Does a symphony need a synch license to distribute a performance video of a public domain piece?
September 11, 2012
Dear Music Lawyer,
I'm helping produce a video for our local youth symphony, and we want to include excerpts from our upcoming performance in the video. The piece to be performed is in the public domain (published prior to 1900), but the score we perform it from is published by Kalmus without any copyright notice.
We've been told that even though there is no copyright on the score or the work we still need to obtain a synchronization license from Kalmus because we used the score they printed. What do you think?
You might* need a synchronization license if the particular arrangement reflected in the Kalmus score is sufficiently original to qualify for separate copyright protection and the arrangement is still under the term of copyright protection. Since it would be difficult to speculate on how "original" the arrangement is, I will focus my response on the importance of having a copyright notice and whether the arrangement may still be protected by copyright.
Because of the length of the term of copyright protection in the United States (generally, life of the author plus 70 years), many public domain songs still have musical arrangements that are protected by copyright. However, works created under the 1909 U.S. Copyright Act had different formalities for maintaining copyright protection than the 1976 U.S. Copyright Act.
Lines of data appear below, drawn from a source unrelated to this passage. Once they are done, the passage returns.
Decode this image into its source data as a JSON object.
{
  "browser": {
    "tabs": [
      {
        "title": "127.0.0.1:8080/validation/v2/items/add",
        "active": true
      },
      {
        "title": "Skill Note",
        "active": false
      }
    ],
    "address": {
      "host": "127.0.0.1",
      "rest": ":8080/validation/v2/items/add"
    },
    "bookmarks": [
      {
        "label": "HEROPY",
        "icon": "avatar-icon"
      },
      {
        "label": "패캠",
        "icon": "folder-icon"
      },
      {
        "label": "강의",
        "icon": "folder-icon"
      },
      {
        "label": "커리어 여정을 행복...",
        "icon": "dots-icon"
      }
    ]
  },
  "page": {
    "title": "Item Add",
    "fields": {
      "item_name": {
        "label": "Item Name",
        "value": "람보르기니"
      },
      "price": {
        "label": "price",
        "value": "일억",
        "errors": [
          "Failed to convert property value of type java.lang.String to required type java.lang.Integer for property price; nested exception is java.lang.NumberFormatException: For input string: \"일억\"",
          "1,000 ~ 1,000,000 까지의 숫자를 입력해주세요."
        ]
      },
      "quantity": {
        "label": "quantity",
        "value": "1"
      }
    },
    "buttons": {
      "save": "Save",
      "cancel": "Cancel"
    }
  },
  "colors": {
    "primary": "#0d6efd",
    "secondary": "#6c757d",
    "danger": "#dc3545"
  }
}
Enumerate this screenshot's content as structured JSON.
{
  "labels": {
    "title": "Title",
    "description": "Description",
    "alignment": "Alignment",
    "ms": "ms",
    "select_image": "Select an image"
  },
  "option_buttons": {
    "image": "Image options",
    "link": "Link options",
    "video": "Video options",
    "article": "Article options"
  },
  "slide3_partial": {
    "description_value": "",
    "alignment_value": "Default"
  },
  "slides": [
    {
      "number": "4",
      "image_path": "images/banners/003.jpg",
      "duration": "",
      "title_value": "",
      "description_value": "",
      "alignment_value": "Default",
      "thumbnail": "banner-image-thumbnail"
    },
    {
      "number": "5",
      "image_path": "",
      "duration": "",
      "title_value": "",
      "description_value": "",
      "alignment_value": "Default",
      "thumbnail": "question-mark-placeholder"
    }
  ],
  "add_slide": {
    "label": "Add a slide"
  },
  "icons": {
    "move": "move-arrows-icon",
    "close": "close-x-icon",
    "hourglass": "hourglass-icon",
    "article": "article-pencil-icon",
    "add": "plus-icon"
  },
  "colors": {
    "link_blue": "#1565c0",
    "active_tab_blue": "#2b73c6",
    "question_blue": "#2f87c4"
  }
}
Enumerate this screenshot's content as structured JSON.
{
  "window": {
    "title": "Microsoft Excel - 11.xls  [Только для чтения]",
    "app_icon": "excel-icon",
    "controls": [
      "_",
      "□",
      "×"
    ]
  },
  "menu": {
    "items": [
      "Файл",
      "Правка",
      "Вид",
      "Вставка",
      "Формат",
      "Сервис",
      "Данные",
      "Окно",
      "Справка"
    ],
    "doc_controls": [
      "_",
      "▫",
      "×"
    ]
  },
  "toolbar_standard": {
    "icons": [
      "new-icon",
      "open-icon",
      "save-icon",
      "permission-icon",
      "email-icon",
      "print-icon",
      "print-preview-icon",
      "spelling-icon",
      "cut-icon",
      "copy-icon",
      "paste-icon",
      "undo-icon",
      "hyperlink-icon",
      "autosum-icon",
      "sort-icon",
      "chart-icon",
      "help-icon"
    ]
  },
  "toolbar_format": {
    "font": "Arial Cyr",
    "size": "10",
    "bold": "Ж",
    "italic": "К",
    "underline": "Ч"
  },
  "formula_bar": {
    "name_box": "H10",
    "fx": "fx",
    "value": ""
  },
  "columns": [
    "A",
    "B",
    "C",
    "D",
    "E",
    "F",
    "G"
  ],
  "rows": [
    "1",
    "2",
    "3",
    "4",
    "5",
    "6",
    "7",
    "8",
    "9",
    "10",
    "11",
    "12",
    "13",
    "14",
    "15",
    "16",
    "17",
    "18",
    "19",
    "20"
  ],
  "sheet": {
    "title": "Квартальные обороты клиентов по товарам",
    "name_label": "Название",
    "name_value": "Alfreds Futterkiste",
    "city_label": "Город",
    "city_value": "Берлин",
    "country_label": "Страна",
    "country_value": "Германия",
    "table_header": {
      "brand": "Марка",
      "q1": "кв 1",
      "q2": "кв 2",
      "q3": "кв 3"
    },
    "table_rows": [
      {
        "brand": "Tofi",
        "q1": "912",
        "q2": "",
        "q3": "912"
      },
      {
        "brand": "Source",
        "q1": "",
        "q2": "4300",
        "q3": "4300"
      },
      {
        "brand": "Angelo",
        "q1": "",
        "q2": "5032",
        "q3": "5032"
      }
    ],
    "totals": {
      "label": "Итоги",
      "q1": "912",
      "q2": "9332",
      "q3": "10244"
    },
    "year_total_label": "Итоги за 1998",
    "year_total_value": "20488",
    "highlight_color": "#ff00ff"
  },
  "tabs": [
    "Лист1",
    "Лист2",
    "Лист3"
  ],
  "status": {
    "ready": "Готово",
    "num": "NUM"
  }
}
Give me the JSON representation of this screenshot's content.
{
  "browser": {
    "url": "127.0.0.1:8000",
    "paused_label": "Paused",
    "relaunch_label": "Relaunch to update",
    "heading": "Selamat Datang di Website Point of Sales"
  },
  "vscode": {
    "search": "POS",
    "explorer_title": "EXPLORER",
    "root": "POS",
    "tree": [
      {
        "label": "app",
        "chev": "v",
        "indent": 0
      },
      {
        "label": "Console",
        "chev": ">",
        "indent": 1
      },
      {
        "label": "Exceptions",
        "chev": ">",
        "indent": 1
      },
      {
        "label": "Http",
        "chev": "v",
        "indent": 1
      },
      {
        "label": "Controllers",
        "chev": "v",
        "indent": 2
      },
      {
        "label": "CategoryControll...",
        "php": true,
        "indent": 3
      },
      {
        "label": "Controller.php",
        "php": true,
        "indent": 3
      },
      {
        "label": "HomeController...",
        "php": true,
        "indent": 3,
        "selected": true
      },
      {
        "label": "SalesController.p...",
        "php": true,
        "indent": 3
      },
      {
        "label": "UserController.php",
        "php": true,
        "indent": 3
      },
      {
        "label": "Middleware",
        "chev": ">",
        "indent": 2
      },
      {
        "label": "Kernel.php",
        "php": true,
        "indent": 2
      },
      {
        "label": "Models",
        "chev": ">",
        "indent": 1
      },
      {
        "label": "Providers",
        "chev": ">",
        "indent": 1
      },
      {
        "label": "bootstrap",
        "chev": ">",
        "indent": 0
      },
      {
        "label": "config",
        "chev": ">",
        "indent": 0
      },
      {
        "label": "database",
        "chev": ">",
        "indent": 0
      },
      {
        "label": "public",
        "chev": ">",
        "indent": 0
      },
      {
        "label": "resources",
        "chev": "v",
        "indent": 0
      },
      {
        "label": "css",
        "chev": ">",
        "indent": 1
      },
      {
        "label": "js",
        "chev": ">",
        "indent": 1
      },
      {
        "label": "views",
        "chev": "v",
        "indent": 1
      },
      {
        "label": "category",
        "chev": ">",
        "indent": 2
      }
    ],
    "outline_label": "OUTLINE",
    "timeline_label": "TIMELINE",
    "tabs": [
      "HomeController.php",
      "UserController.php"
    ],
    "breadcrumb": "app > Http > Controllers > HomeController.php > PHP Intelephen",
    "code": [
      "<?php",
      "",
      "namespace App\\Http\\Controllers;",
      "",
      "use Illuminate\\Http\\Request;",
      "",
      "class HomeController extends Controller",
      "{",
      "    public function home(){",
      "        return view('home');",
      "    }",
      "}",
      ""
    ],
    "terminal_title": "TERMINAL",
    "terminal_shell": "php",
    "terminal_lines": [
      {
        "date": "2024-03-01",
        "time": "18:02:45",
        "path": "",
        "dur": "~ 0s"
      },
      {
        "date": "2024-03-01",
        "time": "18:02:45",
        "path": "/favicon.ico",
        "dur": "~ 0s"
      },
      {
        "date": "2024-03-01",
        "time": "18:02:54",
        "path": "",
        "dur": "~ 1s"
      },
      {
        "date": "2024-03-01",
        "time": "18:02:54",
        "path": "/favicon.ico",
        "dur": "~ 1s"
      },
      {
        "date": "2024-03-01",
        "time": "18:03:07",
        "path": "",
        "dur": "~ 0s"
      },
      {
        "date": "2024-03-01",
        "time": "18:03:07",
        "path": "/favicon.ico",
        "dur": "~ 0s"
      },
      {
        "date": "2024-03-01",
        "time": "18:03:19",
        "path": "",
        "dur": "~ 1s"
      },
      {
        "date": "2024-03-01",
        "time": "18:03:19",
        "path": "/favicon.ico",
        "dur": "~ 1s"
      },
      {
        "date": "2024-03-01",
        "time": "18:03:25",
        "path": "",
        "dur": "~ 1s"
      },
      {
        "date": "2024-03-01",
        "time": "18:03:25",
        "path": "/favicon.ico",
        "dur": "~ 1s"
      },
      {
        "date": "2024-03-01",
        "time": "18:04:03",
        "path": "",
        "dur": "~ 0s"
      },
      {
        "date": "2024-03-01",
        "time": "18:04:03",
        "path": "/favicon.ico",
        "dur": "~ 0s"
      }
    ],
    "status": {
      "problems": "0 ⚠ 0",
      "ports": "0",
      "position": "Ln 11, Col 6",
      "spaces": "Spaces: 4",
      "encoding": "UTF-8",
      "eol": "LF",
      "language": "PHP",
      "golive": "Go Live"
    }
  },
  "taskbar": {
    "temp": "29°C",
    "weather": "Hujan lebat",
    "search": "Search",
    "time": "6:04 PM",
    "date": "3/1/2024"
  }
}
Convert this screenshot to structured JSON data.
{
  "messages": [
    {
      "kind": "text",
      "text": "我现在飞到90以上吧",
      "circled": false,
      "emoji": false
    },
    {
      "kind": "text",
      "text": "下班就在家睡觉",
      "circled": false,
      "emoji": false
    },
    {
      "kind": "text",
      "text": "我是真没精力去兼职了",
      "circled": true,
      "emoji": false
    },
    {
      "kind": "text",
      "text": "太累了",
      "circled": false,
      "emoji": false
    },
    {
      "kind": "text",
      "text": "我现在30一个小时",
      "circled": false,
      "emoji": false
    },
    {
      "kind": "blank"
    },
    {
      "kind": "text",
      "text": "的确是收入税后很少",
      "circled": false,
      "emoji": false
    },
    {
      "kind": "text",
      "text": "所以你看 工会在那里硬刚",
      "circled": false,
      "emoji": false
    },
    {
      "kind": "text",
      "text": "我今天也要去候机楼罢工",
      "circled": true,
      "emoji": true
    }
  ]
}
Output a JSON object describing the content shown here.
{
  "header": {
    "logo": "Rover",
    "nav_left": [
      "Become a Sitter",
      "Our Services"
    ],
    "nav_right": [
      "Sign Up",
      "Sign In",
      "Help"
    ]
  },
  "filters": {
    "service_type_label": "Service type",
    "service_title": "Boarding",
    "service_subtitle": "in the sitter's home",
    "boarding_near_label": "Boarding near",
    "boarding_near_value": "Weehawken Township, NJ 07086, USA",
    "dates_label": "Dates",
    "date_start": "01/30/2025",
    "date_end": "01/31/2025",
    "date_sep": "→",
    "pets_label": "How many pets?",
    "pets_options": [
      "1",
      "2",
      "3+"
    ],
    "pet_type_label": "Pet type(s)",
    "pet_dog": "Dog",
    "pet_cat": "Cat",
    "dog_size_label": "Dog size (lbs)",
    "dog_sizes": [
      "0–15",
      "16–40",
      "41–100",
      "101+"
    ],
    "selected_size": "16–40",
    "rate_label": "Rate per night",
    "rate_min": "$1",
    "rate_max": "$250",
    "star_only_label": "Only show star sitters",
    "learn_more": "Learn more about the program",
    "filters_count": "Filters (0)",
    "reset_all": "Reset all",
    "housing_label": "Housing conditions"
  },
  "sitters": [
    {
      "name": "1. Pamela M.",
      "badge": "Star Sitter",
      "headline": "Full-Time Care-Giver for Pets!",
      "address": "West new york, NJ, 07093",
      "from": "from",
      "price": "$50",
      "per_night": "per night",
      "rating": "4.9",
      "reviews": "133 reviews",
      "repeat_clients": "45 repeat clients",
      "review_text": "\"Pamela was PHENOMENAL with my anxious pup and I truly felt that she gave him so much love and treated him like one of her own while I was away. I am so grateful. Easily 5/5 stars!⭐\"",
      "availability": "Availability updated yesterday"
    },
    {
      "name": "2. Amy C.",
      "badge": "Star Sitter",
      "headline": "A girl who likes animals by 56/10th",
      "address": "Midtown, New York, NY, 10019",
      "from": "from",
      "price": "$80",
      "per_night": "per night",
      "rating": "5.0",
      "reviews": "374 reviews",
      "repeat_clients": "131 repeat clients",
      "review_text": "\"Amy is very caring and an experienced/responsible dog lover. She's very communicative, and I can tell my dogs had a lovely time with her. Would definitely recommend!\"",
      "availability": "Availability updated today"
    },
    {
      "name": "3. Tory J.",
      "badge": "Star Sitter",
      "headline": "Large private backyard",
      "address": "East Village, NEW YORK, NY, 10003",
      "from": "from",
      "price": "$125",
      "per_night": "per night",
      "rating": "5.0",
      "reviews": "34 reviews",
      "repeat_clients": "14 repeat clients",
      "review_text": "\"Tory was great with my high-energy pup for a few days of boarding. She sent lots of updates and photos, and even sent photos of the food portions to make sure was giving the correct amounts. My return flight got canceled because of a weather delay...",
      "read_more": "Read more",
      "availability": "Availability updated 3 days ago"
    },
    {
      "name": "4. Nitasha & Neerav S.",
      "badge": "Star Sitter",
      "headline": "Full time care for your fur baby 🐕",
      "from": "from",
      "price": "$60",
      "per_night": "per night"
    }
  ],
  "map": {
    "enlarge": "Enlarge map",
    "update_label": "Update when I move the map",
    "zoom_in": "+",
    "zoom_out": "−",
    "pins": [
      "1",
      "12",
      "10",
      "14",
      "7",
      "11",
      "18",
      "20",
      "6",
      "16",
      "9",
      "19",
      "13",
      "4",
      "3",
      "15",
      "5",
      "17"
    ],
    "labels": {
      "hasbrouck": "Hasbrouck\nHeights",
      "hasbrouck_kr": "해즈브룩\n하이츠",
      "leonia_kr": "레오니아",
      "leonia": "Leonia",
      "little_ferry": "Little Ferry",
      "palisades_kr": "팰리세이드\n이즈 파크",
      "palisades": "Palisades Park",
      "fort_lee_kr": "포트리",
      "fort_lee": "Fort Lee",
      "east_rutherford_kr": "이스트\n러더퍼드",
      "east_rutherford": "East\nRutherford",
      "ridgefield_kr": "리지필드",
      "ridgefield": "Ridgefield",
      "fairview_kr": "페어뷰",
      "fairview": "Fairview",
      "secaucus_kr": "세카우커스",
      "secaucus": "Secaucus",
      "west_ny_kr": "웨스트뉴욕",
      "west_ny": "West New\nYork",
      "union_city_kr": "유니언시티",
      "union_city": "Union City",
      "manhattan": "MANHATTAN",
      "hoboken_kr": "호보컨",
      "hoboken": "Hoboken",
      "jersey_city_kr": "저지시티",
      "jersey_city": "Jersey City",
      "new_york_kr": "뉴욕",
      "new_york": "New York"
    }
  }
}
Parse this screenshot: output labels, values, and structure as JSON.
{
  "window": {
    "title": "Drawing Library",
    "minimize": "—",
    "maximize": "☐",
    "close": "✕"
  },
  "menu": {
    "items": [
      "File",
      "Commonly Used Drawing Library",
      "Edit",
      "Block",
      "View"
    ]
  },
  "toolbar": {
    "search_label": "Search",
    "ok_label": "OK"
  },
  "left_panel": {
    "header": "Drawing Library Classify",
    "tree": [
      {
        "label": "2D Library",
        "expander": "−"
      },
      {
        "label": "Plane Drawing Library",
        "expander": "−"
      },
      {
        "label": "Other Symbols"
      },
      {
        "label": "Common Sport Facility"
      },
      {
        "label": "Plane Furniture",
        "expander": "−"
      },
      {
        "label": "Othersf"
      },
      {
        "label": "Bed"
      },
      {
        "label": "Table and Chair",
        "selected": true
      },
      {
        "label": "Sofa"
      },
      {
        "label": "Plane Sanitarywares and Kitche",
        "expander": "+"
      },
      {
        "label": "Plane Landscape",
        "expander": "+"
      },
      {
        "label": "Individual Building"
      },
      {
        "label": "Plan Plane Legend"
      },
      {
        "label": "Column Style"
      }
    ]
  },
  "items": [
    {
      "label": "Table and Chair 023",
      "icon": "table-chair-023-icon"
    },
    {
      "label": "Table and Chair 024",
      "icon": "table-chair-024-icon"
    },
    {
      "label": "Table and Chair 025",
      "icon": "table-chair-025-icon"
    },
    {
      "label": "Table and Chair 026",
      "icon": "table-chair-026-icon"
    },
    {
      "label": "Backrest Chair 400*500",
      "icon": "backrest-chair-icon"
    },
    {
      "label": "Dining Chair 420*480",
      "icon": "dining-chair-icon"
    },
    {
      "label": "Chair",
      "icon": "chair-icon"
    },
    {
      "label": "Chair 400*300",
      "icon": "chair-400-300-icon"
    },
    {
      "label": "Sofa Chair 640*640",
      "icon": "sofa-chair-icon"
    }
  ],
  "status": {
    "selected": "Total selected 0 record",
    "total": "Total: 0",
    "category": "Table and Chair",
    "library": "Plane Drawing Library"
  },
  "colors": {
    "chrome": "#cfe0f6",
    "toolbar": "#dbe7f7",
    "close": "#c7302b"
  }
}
As a result, whether the arrangement is still within the term of copyright protect depends largely on what date the arrangement was created.
The lack of a copyright notice on the score might also be relevant because copyright notice was once required as a condition of copyright protection. However, copyright notices are optional for many contemporary published works and arrangements. Specifically, copyright notices are optional for works first published after March 1, 1989. Prior to March 1, 1989, copyright notice was mandatory on all published works or the copyright holder risked losing their copyright protection.
Interestingly, the U.S Copyright Office "does not take a position on whether reprints of works first published with notice before March 1, 1989, that are distributed on or after March 1, 1989, must bear the copyright notice." (See more in Circular 3, U.S. Copyright Office)
*Note: I say "might" because it's possible that the use of excerpts in your video could qualify for fair use depending on how much of the piece was excerpted and how the excerpt(s) were used. To be clear, there is no maximum clip length (e.g., as long as it's less than 30 seconds) that automatically makes a use fair. The "might" comes more from how the piece is used in the video. For example, are you using just enough of the piece to give a flavor of it and you are merely commenting in the video on the piece's structure and/or why the piece was selected for performance? If so, that sounds more like fair use. Still, it's best to discuss the specific circumstances with your lawyer.